In 1816 Robert published a work on the Evidences and Authority of Divine Revelation. In the summer of 1816 Robert Haldane visited Europe, first at Geneva and afterwards in Montauban. He lectured and interviewed large numbers of theological students with remarkable effect; among them were César Malan, Frédéric Monod and Jean-Henri Merle d'Aubigné. This circle of men spread the revival of evangelical Protestant Christianity across the continent of Europe (Le Réveil), impacting France, Germany (Die Erweckung) and the Netherlands (Het Reveil). Through conversion and missionary impetus the effects of this revival were felt as far afield as Italy and Hungary.

== Later life ==
In 1819, Robert had his theological prelections published in a Commentaire sur l'Épître aux Romains. He returned to Scotland in 1819 to live partly at the estate he had bought in 1809, Auchengray and partly in Edinburgh at 10 Duke Street
 (later renamed Dublin Street). Like his brother James, he took part in many of the religious controversies of the time, mainly through correspondence in the newspapers.

Robert's later writing included a number of pamphlets on the Apocrypha controversy, as well as a treatise On the Inspiration of Scripture which was published in 1828 and a later Exposition of the Epistle to the Romans published in 1835, which has been translated into French and German.

Robert died on 12 December in 1842 in Edinburgh and was buried in Glasgow Cathedral.

==Works by Haldane ==
- Address to the public: concerning political opinions, and plans lately adopted to promote religion in Scotland, 1800
- Letters to Mr. Ewing, respecting the Tabernacle at Glasgow, 1809
- Commentaire sur l'Épître aux Romains, 1819
- Review of the conduct of the directors of the British and Foreign Bible Society, relative to the Apocrypha, 1825
- Second review of the conduct of the directors of the British & Foreign Bible Society : containing an account of the religious state of the continent; in answer to a letter addressed to the author, by the Rev. Dr. Steinkopff, 1826
- Exposure of the Rev. Henry Grey's personal misrepresentations, doctrinal heresies, and important mis[s]tatements, respecting the Bible Society, as contained in the letters of Anglicanus, 1828
- On the Inspiration of Scripture, 1828
- The Books of the Old and New Testaments Proved to be Canonical, and their Verbal Inspiration Maintained and Established; with an Account of the Introduction and Character of the Apocrypha, 1830
- Exposition of the Epistle to the Romans, 1835
- The duty of paying tribute enforced; in letters to the Rev. Dr John Brown, 1838
- The Evidence and Authority of Divine Revelation, 1839
- Sanctification of the Sabbath: The Permanent Obligation to Observe the Sabbath or Lord's Day, 1842
- Exposition of the Epistle to the Romans : with remarks on the commentaries of Dr. Macknight, Professor Moses Stuart and Professor Tholuck, 1842

==Family==
Robert Haldane married Catherine Cochrane Oswald, daughter of George Oswald of Scotstoun, on 24 April 1785. They were married for 58 years and had one child, Margaret Haldane, during their marriage. Margaret married James Farquhar Gordon in 1805.

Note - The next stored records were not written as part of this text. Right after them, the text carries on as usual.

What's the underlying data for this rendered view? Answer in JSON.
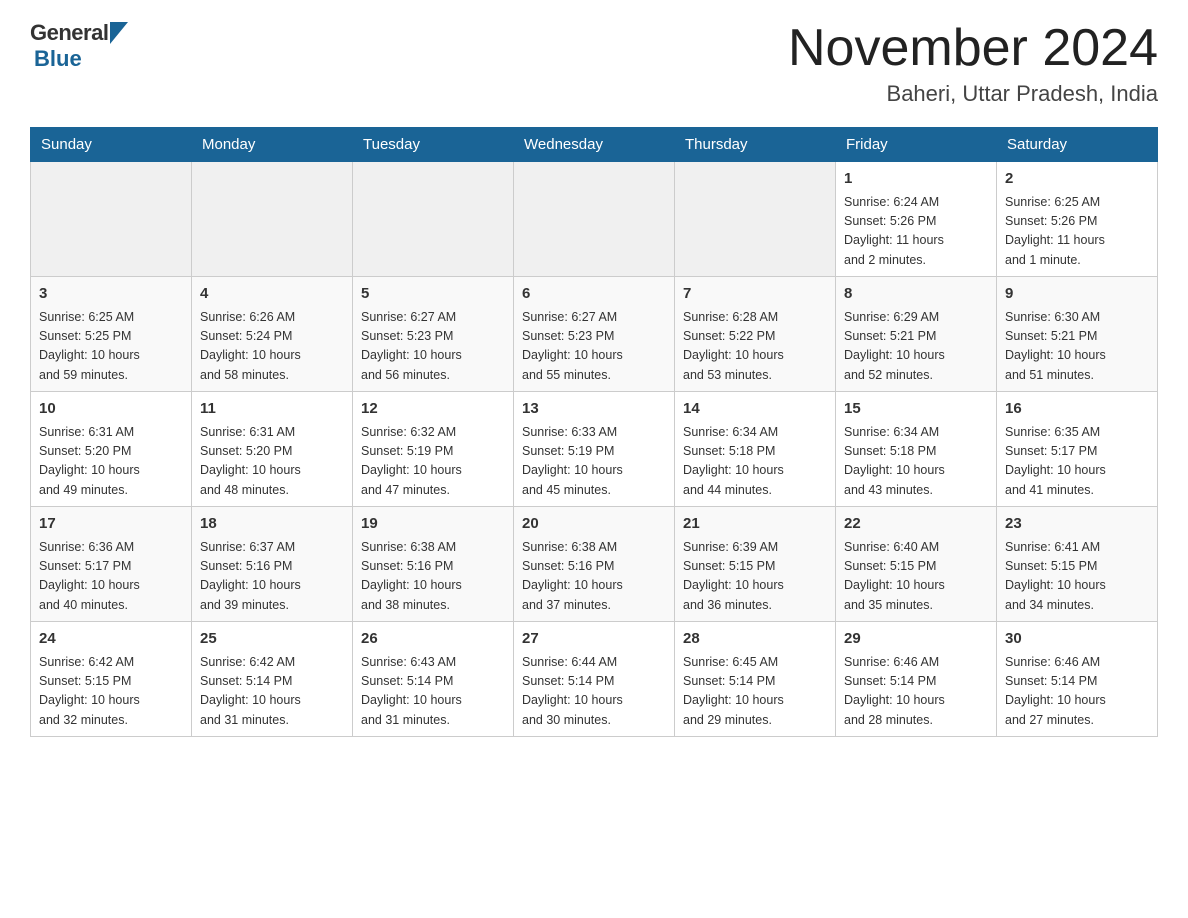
{
  "header": {
    "logo_general": "General",
    "logo_blue": "Blue",
    "month_title": "November 2024",
    "location": "Baheri, Uttar Pradesh, India"
  },
  "calendar": {
    "days_of_week": [
      "Sunday",
      "Monday",
      "Tuesday",
      "Wednesday",
      "Thursday",
      "Friday",
      "Saturday"
    ],
    "weeks": [
      [
        {
          "day": "",
          "info": ""
        },
        {
          "day": "",
          "info": ""
        },
        {
          "day": "",
          "info": ""
        },
        {
          "day": "",
          "info": ""
        },
        {
          "day": "",
          "info": ""
        },
        {
          "day": "1",
          "info": "Sunrise: 6:24 AM\nSunset: 5:26 PM\nDaylight: 11 hours\nand 2 minutes."
        },
        {
          "day": "2",
          "info": "Sunrise: 6:25 AM\nSunset: 5:26 PM\nDaylight: 11 hours\nand 1 minute."
        }
      ],
      [
        {
          "day": "3",
          "info": "Sunrise: 6:25 AM\nSunset: 5:25 PM\nDaylight: 10 hours\nand 59 minutes."
        },
        {
          "day": "4",
          "info": "Sunrise: 6:26 AM\nSunset: 5:24 PM\nDaylight: 10 hours\nand 58 minutes."
        },
        {
          "day": "5",
          "info": "Sunrise: 6:27 AM\nSunset: 5:23 PM\nDaylight: 10 hours\nand 56 minutes."
        },
        {
          "day": "6",
          "info": "Sunrise: 6:27 AM\nSunset: 5:23 PM\nDaylight: 10 hours\nand 55 minutes."
        },
        {
          "day": "7",
          "info": "Sunrise: 6:28 AM\nSunset: 5:22 PM\nDaylight: 10 hours\nand 53 minutes."
        },
        {
          "day": "8",
          "info": "Sunrise: 6:29 AM\nSunset: 5:21 PM\nDaylight: 10 hours\nand 52 minutes."
        },
        {
          "day": "9",
          "info": "Sunrise: 6:30 AM\nSunset: 5:21 PM\nDaylight: 10 hours\nand 51 minutes."
        }
      ],
      [
        {
          "day": "10",
          "info": "Sunrise: 6:31 AM\nSunset: 5:20 PM\nDaylight: 10 hours\nand 49 minutes."
        },
        {
          "day": "11",
          "info": "Sunrise: 6:31 AM\nSunset: 5:20 PM\nDaylight: 10 hours\nand 48 minutes."
        },
        {
          "day": "12",
          "info": "Sunrise: 6:32 AM\nSunset: 5:19 PM\nDaylight: 10 hours\nand 47 minutes."
        },
        {
          "day": "13",
          "info": "Sunrise: 6:33 AM\nSunset: 5:19 PM\nDaylight: 10 hours\nand 45 minutes."
        },
        {
          "day": "14",
          "info": "Sunrise: 6:34 AM\nSunset: 5:18 PM\nDaylight: 10 hours\nand 44 minutes."
        },
        {
          "day": "15",
          "info": "Sunrise: 6:34 AM\nSunset: 5:18 PM\nDaylight: 10 hours\nand 43 minutes."
        },
        {
          "day": "16",
          "info": "Sunrise: 6:35 AM\nSunset: 5:17 PM\nDaylight: 10 hours\nand 41 minutes."
        }
      ],
      [
        {
          "day": "17",
          "info": "Sunrise: 6:36 AM\nSunset: 5:17 PM\nDaylight: 10 hours\nand 40 minutes."
        },
        {
          "day": "18",
          "info": "Sunrise: 6:37 AM\nSunset: 5:16 PM\nDaylight: 10 hours\nand 39 minutes."
        },
        {
          "day": "19",
          "info": "Sunrise: 6:38 AM\nSunset: 5:16 PM\nDaylight: 10 hours\nand 38 minutes."
        },
        {
          "day": "20",
          "info": "Sunrise: 6:38 AM\nSunset: 5:16 PM\nDaylight: 10 hours\nand 37 minutes."
        },
        {
          "day": "21",
          "info": "Sunrise: 6:39 AM\nSunset: 5:15 PM\nDaylight: 10 hours\nand 36 minutes."
        },
        {
          "day": "22",
          "info": "Sunrise: 6:40 AM\nSunset: 5:15 PM\nDaylight: 10 hours\nand 35 minutes."
        },
        {
          "day": "23",
          "info": "Sunrise: 6:41 AM\nSunset: 5:15 PM\nDaylight: 10 hours\nand 34 minutes."
        }
      ],
      [
        {
          "day": "24",
          "info": "Sunrise: 6:42 AM\nSunset: 5:15 PM\nDaylight: 10 hours\nand 32 minutes."
        },
        {
          "day": "25",
          "info": "Sunrise: 6:42 AM\nSunset: 5:14 PM\nDaylight: 10 hours\nand 31 minutes."
        },
        {
          "day": "26",
          "info": "Sunrise: 6:43 AM\nSunset: 5:14 PM\nDaylight: 10 hours\nand 31 minutes."
        },
        {
          "day": "27",
          "info": "Sunrise: 6:44 AM\nSunset: 5:14 PM\nDaylight: 10 hours\nand 30 minutes."
        },
        {
          "day": "28",
          "info": "Sunrise: 6:45 AM\nSunset: 5:14 PM\nDaylight: 10 hours\nand 29 minutes."
        },
        {
          "day": "29",
          "info": "Sunrise: 6:46 AM\nSunset: 5:14 PM\nDaylight: 10 hours\nand 28 minutes."
        },
        {
          "day": "30",
          "info": "Sunrise: 6:46 AM\nSunset: 5:14 PM\nDaylight: 10 hours\nand 27 minutes."
        }
      ]
    ]
  }
}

Robert died on , Catherine six months afterward. Margaret died on 29 September 1849.

==Church and ministry==
Along with his brother, James Haldane, Robert Haldane established 85 churches in Scotland and Ireland. Churches planted by the Haldanes practiced baptism by immersion, weekly communion, and congregational polity (autonomous government). The Haldanes also operated a seminary, and were influenced in their principles by other independent thinkers such as John Glas and Robert Sandeman.